Kate Andrews
Are Sunak and Hunt planning a windfall tax grab?
When Rishi Sunak entered No. 10 on Tuesday, he paid lip service to the aims of his predecessor. Liz Truss ‘was not wrong to want to improve growth in this country’, he said outside Downing Street. But ‘mistakes were made’ which is why he was installed as Prime Minister: to fix the economic fiasco that has overwhelmed Britain over these past few weeks.
This morning’s news about looming growth forecasts brings both statements to the fore. Just over a week ago, Chancellor Jeremy Hunt thought he had to find upwards of £30 billion worth of spending cuts and tax hikes to fill the black hole in the public finances. But Treasury officials have told the BBC that Sunak and Hunt together may be looking for something closer to £50 billion to get the public finances back in order.
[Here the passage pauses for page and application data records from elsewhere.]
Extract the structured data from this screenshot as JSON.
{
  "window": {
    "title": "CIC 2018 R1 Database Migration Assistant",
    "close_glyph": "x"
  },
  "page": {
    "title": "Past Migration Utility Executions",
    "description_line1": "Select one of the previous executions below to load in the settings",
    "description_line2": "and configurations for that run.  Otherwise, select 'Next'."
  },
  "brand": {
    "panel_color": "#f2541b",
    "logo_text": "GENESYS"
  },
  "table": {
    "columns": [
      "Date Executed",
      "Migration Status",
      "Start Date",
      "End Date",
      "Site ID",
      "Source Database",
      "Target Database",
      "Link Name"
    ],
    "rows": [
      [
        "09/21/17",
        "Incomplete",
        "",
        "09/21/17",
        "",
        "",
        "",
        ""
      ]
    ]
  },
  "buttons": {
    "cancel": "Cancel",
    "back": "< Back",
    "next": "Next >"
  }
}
Why the hike? It’s thought that the Office for Budget Responsibility (which was cast aside for the mini-Budget but will be on full show for the Autumn Statement) will be downgrading its growth forecast for the economy. Given recent forecasts have been pretty gloomy, this spells bad news for Britain. The most recent predictions from the Bank of England show growth flatlining for not just months, but years to come. While the UK has so far avoided two consecutive quarters of negative growth, Ross Clark notes on Coffee House that evidence of the economy dipping into recession this autumn is already leaking through.
The OBR has a history of being quite pessimistic about pro-growth policies and its forecasts are not destiny. Good public policy, focused on supply-side reforms, can help turn a negative forecast around. But given the total rejection of the OBR in the last fiscal statement, and the chaos that ensued, its forecasts will be taken as gospel even more so than usual this time round.